It is because of records like this one that the process of cleaning and tidying data can be so complicated and, at times, can be a destructive rather than constructive act. One way to think of it is like chopping off the roots of a tree that connects it to the ground from which it grew. It’s an act that irreversibly separates the data from their context.

We might relate the growth of tools like tidyr that help to trim and tidy data to another human intervention into the environment: the proliferation of street names and signs that transformed the landscape of the nineteenth-century United States. Geographer Reuben Rose-Redwood describes how, for example, prior to the Revolutionary War, very few streets in Manhattan had signs posted at intersections.23 Street names, such as they existed, were vernacular and related to the particularity of a spot—for example, “Take a right at the red house.” But with the increased mobility of people and things—think of the postal system, the railroads, or the telegraph—street names needed to become systematized. Rose-Redwood calls this the production of “legible urban spaces.” Then, as now, there is high economic value to legible urban spaces, particularly for large corporations (we’re looking at you, Amazon) to deliver boxes of anything and everything directly to people’s front doors.24

The point here is that one does not need street names for navigation until one has strangers in the landscape. Likewise, data do not need cleaning until there are strangers in the dataset. The Clemson University Library dataset was perfectly clear to Clemson’s own librarians. But once hackers in Cambridge get their hands on it, upstate started to make a lot less sense, and it was not at all helpful in producing, for instance, a map of all the library records in the United States. Put more generally, once the data scientists involved in a project are not from within the community, once the place of analysis changes, once the scale of the project shifts, or once a single dataset needs to be combined with others—then we have strangers in the dataset.

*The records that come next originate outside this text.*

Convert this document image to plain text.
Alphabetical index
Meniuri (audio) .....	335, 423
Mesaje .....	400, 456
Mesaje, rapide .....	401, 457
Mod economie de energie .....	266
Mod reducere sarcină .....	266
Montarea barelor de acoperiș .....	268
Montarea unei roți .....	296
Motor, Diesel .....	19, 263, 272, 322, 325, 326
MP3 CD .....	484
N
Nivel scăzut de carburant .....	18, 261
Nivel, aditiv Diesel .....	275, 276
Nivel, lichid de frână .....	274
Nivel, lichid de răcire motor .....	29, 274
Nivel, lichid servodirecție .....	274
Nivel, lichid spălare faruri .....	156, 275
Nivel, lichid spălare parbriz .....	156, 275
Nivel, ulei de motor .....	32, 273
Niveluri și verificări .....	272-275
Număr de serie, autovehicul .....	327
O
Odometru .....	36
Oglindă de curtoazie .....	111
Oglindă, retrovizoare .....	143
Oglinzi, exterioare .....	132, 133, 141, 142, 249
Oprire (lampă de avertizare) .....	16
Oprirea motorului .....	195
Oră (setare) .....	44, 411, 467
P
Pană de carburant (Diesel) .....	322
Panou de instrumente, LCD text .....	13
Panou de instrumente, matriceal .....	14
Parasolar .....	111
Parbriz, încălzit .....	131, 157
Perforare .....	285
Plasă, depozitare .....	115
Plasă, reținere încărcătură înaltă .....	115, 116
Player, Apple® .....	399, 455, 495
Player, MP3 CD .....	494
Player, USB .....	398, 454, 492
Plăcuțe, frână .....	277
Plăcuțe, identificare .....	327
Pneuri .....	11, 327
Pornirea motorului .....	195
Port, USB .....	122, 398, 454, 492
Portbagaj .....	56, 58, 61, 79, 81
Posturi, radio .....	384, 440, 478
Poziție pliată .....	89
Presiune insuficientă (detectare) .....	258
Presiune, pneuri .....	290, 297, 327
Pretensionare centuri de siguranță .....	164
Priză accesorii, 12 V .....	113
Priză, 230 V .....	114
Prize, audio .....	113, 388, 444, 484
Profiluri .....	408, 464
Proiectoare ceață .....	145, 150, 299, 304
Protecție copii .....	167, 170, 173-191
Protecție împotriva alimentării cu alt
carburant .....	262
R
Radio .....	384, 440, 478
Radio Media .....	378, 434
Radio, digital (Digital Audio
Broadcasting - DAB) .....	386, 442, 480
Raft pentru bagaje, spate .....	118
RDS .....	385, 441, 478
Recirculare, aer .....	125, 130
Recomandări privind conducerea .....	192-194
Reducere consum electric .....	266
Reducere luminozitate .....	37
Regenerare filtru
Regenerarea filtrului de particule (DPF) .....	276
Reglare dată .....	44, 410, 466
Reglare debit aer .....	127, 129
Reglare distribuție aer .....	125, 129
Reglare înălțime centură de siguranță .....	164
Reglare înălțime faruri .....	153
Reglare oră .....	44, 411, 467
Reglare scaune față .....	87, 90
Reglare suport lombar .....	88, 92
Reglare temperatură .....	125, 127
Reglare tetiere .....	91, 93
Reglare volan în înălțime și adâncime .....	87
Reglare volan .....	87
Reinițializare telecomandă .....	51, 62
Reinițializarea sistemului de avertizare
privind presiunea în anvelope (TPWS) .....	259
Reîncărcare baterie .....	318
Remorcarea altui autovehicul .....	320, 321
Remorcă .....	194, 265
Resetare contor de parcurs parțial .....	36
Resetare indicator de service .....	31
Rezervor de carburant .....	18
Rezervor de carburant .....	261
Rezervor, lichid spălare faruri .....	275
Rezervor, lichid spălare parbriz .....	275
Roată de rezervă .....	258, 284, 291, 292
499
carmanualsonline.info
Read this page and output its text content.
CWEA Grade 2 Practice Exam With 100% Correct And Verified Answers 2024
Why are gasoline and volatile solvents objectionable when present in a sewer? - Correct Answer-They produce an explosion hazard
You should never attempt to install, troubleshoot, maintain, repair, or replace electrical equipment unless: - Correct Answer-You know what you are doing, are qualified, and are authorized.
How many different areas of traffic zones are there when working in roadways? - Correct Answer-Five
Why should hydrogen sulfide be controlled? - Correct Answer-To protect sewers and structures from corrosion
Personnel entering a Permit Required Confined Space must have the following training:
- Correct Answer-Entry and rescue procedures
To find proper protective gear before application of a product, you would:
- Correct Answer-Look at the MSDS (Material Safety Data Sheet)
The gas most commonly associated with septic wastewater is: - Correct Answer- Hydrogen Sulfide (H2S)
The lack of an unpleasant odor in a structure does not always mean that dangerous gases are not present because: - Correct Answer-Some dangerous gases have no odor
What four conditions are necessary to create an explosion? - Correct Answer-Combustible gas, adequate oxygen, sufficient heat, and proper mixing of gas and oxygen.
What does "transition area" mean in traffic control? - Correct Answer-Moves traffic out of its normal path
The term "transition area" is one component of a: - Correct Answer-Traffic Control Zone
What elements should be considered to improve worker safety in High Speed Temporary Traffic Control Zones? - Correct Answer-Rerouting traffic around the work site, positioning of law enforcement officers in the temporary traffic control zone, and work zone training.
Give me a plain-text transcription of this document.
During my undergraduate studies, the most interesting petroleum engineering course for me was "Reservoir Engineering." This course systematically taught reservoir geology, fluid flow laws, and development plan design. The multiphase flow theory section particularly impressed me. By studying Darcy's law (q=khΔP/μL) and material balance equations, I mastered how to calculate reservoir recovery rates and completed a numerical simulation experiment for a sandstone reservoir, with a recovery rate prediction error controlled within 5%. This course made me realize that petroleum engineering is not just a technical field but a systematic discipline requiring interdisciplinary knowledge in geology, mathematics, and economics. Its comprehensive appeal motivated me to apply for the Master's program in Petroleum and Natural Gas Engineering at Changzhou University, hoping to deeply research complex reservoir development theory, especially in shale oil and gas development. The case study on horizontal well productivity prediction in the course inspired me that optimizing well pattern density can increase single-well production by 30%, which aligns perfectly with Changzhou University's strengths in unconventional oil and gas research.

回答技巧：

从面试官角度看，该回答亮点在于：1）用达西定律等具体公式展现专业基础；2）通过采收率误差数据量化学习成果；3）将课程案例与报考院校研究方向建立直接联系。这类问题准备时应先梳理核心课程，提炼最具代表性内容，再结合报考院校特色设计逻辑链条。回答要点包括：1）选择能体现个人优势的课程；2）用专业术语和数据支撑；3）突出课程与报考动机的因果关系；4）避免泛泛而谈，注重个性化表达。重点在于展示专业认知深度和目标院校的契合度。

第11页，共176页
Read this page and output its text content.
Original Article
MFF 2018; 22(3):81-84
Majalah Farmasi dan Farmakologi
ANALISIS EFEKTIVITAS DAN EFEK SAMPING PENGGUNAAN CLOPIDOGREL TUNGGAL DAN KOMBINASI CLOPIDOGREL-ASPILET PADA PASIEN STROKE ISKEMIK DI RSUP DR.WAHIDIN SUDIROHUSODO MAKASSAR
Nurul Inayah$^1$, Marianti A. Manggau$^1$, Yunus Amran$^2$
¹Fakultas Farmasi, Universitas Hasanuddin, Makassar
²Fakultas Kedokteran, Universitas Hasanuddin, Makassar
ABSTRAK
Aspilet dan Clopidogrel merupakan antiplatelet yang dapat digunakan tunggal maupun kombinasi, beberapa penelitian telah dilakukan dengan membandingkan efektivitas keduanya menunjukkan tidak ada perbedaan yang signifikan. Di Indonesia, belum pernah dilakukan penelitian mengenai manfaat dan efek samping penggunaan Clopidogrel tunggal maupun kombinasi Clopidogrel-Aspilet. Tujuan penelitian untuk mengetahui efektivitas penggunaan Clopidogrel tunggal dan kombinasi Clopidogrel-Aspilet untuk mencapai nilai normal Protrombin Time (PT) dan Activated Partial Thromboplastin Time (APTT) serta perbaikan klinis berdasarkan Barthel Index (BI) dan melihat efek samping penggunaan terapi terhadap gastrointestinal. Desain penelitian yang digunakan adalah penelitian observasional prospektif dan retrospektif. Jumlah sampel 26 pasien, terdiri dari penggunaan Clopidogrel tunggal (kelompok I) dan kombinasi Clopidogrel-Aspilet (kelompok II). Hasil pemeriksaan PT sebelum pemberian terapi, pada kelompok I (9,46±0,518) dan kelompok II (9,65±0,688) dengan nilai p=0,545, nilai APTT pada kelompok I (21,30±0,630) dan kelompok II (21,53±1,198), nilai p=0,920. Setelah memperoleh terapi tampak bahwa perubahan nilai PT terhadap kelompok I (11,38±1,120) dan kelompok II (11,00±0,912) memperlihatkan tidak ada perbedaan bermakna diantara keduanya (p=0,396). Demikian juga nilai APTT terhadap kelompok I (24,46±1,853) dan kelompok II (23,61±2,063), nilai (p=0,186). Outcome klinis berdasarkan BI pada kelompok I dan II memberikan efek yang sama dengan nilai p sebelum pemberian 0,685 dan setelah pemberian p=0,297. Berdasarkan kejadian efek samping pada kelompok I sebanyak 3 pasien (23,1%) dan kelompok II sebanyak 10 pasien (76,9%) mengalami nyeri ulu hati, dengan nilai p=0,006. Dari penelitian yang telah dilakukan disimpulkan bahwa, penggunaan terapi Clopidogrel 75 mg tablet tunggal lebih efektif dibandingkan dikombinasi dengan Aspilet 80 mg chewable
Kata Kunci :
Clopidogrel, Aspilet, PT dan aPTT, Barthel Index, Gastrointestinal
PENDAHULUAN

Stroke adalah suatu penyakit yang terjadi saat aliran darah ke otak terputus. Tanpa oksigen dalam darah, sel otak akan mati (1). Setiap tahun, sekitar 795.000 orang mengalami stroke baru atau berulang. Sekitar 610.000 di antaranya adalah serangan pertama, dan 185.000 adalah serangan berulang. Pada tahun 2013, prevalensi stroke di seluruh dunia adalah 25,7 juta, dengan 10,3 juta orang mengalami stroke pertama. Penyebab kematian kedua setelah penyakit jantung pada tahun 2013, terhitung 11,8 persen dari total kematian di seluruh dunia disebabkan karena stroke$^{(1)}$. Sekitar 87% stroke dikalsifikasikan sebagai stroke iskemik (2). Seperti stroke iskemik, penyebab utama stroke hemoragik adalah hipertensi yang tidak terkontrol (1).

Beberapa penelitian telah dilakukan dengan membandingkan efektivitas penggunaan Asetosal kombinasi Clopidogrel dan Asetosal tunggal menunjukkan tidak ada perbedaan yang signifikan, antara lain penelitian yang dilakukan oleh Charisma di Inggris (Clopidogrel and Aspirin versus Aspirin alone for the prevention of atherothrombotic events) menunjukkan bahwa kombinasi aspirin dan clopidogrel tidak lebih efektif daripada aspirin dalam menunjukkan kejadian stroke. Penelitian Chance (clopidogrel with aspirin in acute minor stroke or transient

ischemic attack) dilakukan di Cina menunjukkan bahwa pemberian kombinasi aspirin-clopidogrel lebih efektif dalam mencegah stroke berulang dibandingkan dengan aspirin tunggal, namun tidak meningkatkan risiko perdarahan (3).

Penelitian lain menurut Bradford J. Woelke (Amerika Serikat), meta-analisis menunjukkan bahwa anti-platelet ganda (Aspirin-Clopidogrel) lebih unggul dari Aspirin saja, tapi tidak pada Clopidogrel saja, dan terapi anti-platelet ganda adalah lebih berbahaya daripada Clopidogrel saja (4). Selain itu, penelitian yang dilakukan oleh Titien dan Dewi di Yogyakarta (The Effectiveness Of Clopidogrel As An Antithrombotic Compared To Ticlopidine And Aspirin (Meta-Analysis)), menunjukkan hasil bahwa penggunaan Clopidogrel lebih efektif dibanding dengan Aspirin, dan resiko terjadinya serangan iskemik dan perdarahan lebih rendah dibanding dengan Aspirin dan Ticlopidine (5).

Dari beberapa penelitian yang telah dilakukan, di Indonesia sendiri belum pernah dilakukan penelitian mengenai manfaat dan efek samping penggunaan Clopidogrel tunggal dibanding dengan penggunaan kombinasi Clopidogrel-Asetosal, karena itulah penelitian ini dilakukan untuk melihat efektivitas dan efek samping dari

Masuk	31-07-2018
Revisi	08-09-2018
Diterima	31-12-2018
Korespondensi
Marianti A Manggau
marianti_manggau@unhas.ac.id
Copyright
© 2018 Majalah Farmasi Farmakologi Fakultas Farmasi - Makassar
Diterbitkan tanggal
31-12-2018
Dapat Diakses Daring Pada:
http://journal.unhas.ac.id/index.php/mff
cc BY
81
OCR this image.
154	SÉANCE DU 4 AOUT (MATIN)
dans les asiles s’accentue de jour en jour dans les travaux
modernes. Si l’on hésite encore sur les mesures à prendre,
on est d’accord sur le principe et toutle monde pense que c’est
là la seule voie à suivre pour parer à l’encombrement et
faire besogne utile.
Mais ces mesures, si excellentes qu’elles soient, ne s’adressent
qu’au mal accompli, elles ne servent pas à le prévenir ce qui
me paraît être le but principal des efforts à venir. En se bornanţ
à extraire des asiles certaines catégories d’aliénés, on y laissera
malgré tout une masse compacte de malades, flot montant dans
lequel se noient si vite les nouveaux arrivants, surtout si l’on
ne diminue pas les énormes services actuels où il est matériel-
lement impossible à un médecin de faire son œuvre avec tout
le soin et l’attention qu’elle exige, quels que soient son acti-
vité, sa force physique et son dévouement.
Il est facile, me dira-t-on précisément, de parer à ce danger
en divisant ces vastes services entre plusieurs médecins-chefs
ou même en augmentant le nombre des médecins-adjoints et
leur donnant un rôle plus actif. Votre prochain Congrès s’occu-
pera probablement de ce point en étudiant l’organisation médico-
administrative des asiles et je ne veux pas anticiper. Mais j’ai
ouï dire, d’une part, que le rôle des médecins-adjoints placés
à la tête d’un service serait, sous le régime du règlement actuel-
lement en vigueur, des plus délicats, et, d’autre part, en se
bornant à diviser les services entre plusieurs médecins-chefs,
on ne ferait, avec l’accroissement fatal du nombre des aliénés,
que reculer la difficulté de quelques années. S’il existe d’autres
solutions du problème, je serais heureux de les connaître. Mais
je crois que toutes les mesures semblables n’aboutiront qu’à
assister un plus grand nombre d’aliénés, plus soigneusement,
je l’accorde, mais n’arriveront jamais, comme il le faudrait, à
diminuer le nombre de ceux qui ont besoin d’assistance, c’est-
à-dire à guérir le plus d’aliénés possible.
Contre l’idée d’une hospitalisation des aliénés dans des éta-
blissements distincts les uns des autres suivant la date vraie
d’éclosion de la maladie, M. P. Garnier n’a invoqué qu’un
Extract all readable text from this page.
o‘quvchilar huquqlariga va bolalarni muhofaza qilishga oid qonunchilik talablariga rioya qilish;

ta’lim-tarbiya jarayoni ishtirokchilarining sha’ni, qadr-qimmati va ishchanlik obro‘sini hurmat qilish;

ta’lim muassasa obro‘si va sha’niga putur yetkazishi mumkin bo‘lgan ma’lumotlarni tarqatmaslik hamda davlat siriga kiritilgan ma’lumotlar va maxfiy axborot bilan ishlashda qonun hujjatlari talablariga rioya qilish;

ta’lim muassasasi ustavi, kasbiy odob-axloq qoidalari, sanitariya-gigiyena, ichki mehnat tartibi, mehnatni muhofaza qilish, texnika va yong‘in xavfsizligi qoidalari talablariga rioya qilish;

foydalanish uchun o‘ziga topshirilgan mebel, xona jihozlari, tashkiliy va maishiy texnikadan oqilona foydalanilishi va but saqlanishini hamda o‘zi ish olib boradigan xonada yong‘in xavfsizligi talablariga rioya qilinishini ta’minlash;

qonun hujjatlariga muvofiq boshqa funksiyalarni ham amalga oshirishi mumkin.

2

Who are these strangers? As we’ve already started to suggest, people who work with data are alternately called unicorns (because they are rare and have special skills), wizards (because they can do magic), ninjas (because they execute complicated, expert moves), rock stars (because they outperform others), and janitors (because they clean messy data) (figure 5.3). Amazon dropped the “janitor” part in a recent job ad, but it managed to work in a few of these metaphors: “Amazon needs a rockstar engineer ... You are passionate ... You succeed fearlessly ... You are a coding ninja.”25

These rock stars and ninjas are strangers in the dataset because, like the hackers in Cambridge, they often sit at one, two, or many levels removed from the collection and maintenance process of the data that they work with. This is a negative externality—an inadvertent third-party consequence—that arises when working with open data, application programming interfaces (APIs), and the vast stores of training data available online. These data appear available and ready to mobilize, but what they represent is not always well-documented or easily understood by outsiders. Being a stranger in the dataset is not an inherently bad thing, but it carries significant risk of what renowned postcolonial scholar Gayatri Spivak calls epistemic violence—the harm that dominant groups like colonial powers wreak by privileging their ways of knowing over local and Indigenous ways.26

This problem is compounded by the belief that data work is a solitary undertaking. This is reflected in the fact that unicorns are unique by definition, and wizards, ninjas, and rock stars are also all people who seem to work alone. This is a fallacy, of course; every rock star requires a backing band, and if we’ve learned anything from Harry Potter, it’s that any particular tap of the wand is the culmination of years of education, training, and support. Wizards, ninjas, rock stars, and janitors each have something else in common: they are assumed to be men.27 If you doubt this assertion, try doing a Google image search and count how many male-presenting wizards and janitors you see before you get to a single female-presenting one. Or consider why news articles about “data janitors” don’t describe them as doing “cleaning lady” work? Like janitorial work, which is disproportionately undertaken by working-class people of color, the idea of the data ninja also carries racist connotations.28 And there’s even more: shared among the first four terms—unicorns, wizards, ninjas, rock stars—is a focus on the individual’s extraordinary technical expertise and their ability to prevail when others cannot. We might have more accurately said “his ability to prevail” because these ideas about individual mastery and prevailing against steep odds are, of course, also associated with men.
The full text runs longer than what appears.